To truly fix gateway timeout 504 nginx issues:

1. Optimize Database Queries: A slow MySQL or PostgreSQL query is the #1 cause of upstream delays. Use slow query logs to identify bottlenecks and add appropriate indexes.
2. Use Background Processing: If a user action triggers a long-running task (sending 10,000 emails, generating a PDF), do not process it synchronously in the web request. Offload the task to a background queue like Redis + Celery (Python), BullMQ (Node.js), or Laravel Horizon (PHP), and return a 202 Accepted response to the user immediately.
3. Scale Resources: Your backend server might be starved for CPU or RAM, causing the Node.js event loop to lag or PHP workers to thrash. Monitor htop during traffic spikes.

Platform and Version Specifics

Many users search for specific version combinations like 504 gateway time out nginx 1.18 0 ubuntu or 504 gateway time out nginx 1.20 2.

The good news is that the core architecture of Nginx proxying has remained remarkably stable.
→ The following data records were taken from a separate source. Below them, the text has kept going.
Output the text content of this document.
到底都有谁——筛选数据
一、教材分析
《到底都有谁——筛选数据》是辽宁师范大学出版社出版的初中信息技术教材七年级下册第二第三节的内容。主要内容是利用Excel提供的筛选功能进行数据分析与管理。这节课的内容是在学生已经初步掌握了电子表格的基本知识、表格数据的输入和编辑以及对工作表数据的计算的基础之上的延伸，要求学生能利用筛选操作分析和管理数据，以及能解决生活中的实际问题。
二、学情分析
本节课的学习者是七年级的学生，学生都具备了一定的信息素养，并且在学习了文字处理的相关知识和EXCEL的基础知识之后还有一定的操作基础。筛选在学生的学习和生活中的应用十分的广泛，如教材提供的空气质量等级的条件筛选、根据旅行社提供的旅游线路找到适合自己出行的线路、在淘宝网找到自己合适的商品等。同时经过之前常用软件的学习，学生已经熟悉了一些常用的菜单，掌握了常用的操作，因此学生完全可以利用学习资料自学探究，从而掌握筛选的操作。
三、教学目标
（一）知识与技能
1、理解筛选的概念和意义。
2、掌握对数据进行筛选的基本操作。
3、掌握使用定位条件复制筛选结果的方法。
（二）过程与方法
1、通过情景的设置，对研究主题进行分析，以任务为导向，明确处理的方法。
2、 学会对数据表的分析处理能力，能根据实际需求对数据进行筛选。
Whether you are running Nginx 1.10.3 on legacy Ubuntu 16.04, Nginx 1.18.0 on Ubuntu 20.04, or Nginx 1.21.6 on Ubuntu 22.04, the timeout directives (proxy_read_timeout, fastcgi_read_timeout) and troubleshooting steps are identical.

However, newer versions introduced better handling for HTTP/2 and gRPC. If you are reverse proxying a gRPC service and experiencing timeouts, you will need to adjust grpc_read_timeout and grpc_send_timeout specifically.

Nginx SSL Handshake Timeout

A related but distinct issue is the nginx ssl handshake timeout. This occurs between the client and Nginx, not Nginx and the upstream. It means the client's browser took too long to complete the TLS/SSL negotiation. This is usually caused by extremely poor client network connections or severe packet loss. You can mitigate this slightly by tweaking ssl_session_timeout and enabling SSL session caching in your Nginx config, but it is rarely an issue with your backend application.